# AI - CA2 - Genetics - Mohamad Taha Fakharian

## Goal
In this assignment, we're going to decode an encoded text using genetic algorithm. Genetic algorithms are efficient methods in searching problems, when total states are big enough that using typical methods isn't efficient.

## Overall approach
In this problem, we need to find the decoding key and use that for decoding. In order to implement genetic algorithm, we need to define chromosome, fitness, mutation and crossover. Let's start!

## Phase 0: Preprocessing and making dictionary
First of all, we need to make a dictionary from meaningful words, stored in a text named 'global_text'. This dictionary can be halpful when we want to calculate fitness for our chromosomes, where we want to see how many meaningful words have been decoded by our chromosome. This phase is implemented in 'make_dict' method in 'Decoder' class. Finally we'll make a list of encoded words and save it in class. This is important that we lowercase all words, in order to avoid dissimility among same words with lowercase/uppercase difference. We keep a copy of encoded text to decode it properly.

## Phase 1: Definitions
Let's define!
## Chromosome
Each chromosome in this algorithm is a candidate key for decoding text, which its size is given in constructor of Decoder class.

## Phase 2: Generate initial population
We generate enough chromosomes for initial generation, which are random-generated. In each step, we try to make previous generation better by doing some crossover and mutation on it.

## Phase 3: Fitness function
Now we'll introduce our fitness function. Fitness for each chromosome is calculated by number of words that decoded to a meaningful word. We'll use the dictionary that we made in phase 0 to check whether decoded word is meaningful or not. 

## Phase 4: Crossover and mutation and generating new generation
Let's define crossover and mutation for this problem. There are many ways to define these two operator. For mutation, each gene in chromosome can be changed to another gene(in this problem, each gene is an alphabet) with a pobability, known as mutation probability.
To improve performance, we check if fitness of the new chromosome is better than old chromosome and if isn't, we won't replace the old chromosome with the new one. Mutation probability is better be chosen between $\frac{1}{population size}$ and $\frac{1}{chromosome size}$. Since here population size is 100 and chromosome size is 14, we choose 0.09 for mutation probability. 

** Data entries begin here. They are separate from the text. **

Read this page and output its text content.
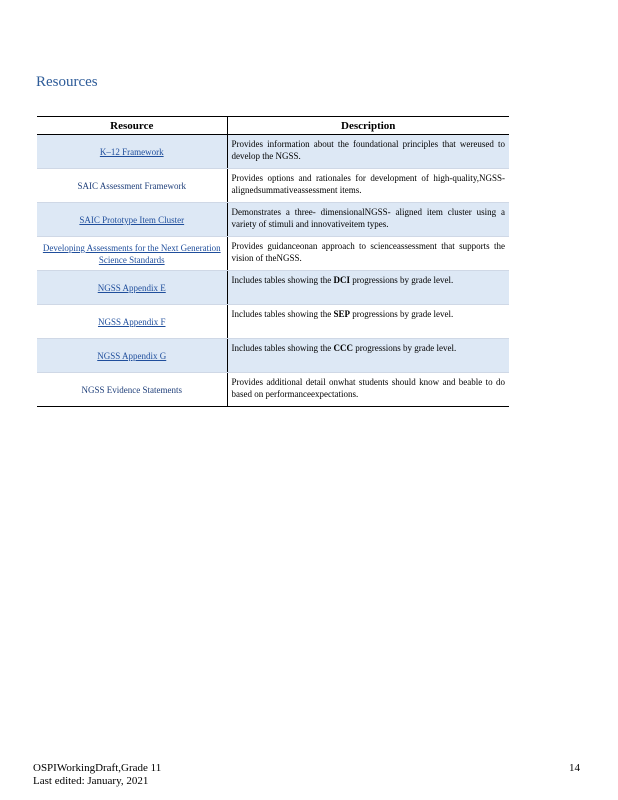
Resources
Resource	Description
K–12 Framework	Provides information about the foundational principles that wereused to develop the NGSS.
SAIC Assessment Framework	Provides options and rationales for development of high-quality,NGSS- alignedsummativeassessment items.
SAIC Prototype Item Cluster	Demonstrates a three- dimensionalNGSS- aligned item cluster using a variety of stimuli and innovativeitem types.
Developing Assessments for the Next Generation Science Standards	Provides guidanceonan approach to scienceassessment that supports the vision of theNGSS.
NGSS Appendix E	Includes tables showing the DCI progressions by grade level.
NGSS Appendix F	Includes tables showing the SEP progressions by grade level.
NGSS Appendix G	Includes tables showing the CCC progressions by grade level.
NGSS Evidence Statements	Provides additional detail onwhat students should know and beable to do based on performanceexpectations.
OSPIWorkingDraft,Grade 11
Last edited: January, 2021
14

For crossover, we split two parent chromosomes into half and make two new child by choosing from two different halves of parents. To generate new generation, we do as follow:

1. First we'll sort current generation chromosomes by their fitness and transfer top 30% of chromosomes directly to new generation.
2. For the remaining 70% of the population, we use remaining 70% of the last generation and shuffle them. Then crossover pairs of chromosomes from this set with a probability known as crossover probability. 
3. Mutation is done on each of new chromosomes, in order to make them better.

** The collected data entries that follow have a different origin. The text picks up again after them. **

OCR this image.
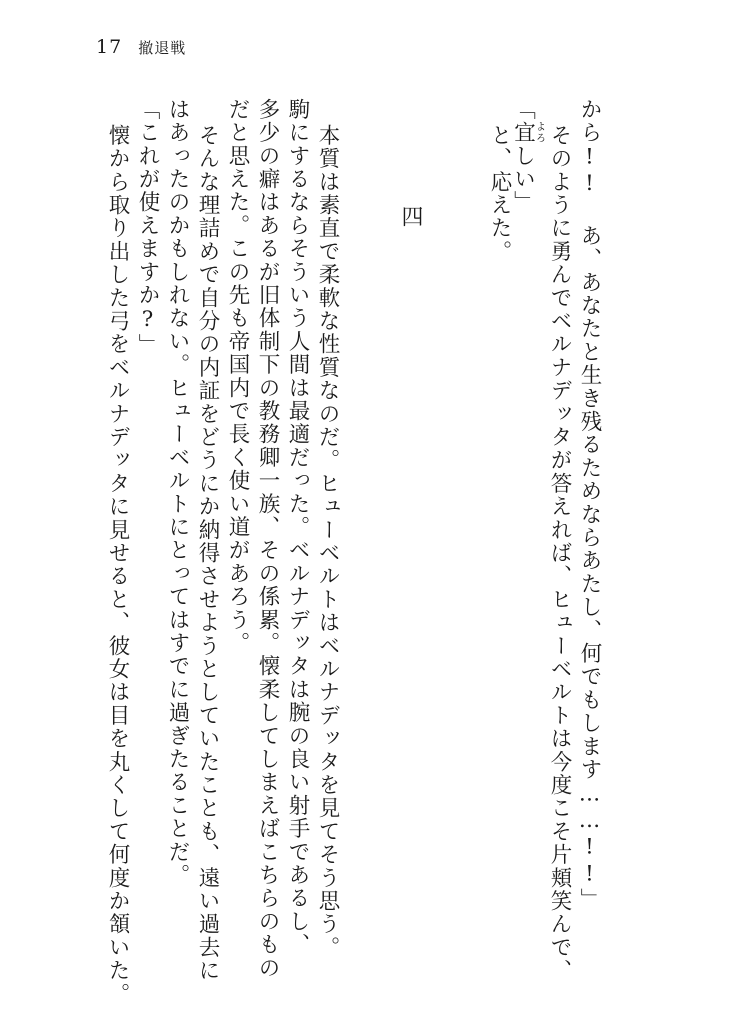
17 撤退戦
から!! あ、あなたと生き残るためならあたし、何でもします……!!」
そのように勇んでベルナデッタが答えれば、ヒューベルトは今度こそ片頬笑んで、
「宜よろしい」
と、応えた。
四
本質は素直で柔軟な性質なのだ。ヒューベルトはベルナデッタを見てそう思う。
駒にするならそういう人間は最適だった。ベルナデッタは腕の良い射手であるし、
多少の癖はあるが旧体制下の教務卿一族、その係累。懐柔してしまえばこちらのもの
だと思えた。この先も帝国内で長く使い道があろう。
そんな理詰めで自分の内証をどうにか納得させようとしていたことも、遠い過去に
はあったのかもしれない。ヒューベルトにとってはすでに過ぎたることだ。
「これが使えますか?」
懐から取り出した弓をベルナデッタに見せると、彼女は目を丸くして何度か頷いた。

## Phase 5: Finalize algorithm
Now we'll put all these parts together! We keep generating new populations until we find the key, or we pass the limited number of generations allowed(which doesn't happen in regular conditions). Finally, using this key we decode the whole text properly.

Let's go!

In [52]:
# import some libraries
import numpy as np
import pandas as pd
from re import split

import string
import random
from math import floor

In [53]:
CONSTANT = 14

In [54]:
class Decoder:
    
    def __init__(self, global_text, encoded_text, key_length = CONSTANT):
        self.words_dict = self.make_dict(global_text)
        self.raw_text = encoded_text
        self.key_length = key_length
        self.encoded_words = self.make_words(encoded_text)
        
        self.key = None
        self.mutation_prob = 0.07
        self.crossover_prob = 0.9
        self.pop_size = 100
        self.total_generations = 10000
        self.chromosomes = self.generate_initial_population()
        self.elites_perc = 30
        
        self.cur_index = 0
        
    def make_dict(self, global_text):
        dictionary = {}
        for word in split('[^a-zA-Z]+', global_text):
            if not word:
                continue
            word = word.lower()
            if word[0] not in dictionary:
                dictionary[word[0]] = set()
            dictionary[word[0]].add(word)
        return dictionary
    
    def make_words(self, encoded_text):
        return [word.lower() for word in split('[^a-zA-Z]+', encoded_text) if word]
    
    
    def convert(self, encoded, chromosome):
        alphabet = (ord(encoded) - ord(chromosome[self.cur_index])) % 26 + 97
        converted = chr(alphabet)
        self.cur_index = (self.cur_index + 1) % self.key_length
        return converted
    
    def calc_fitness(self, chromosome):
        fitness = 0
        self.cur_index = 0
        for word in self.encoded_words:
            decoded = ''.join(self.convert(encoded, chromosome) for encoded in word)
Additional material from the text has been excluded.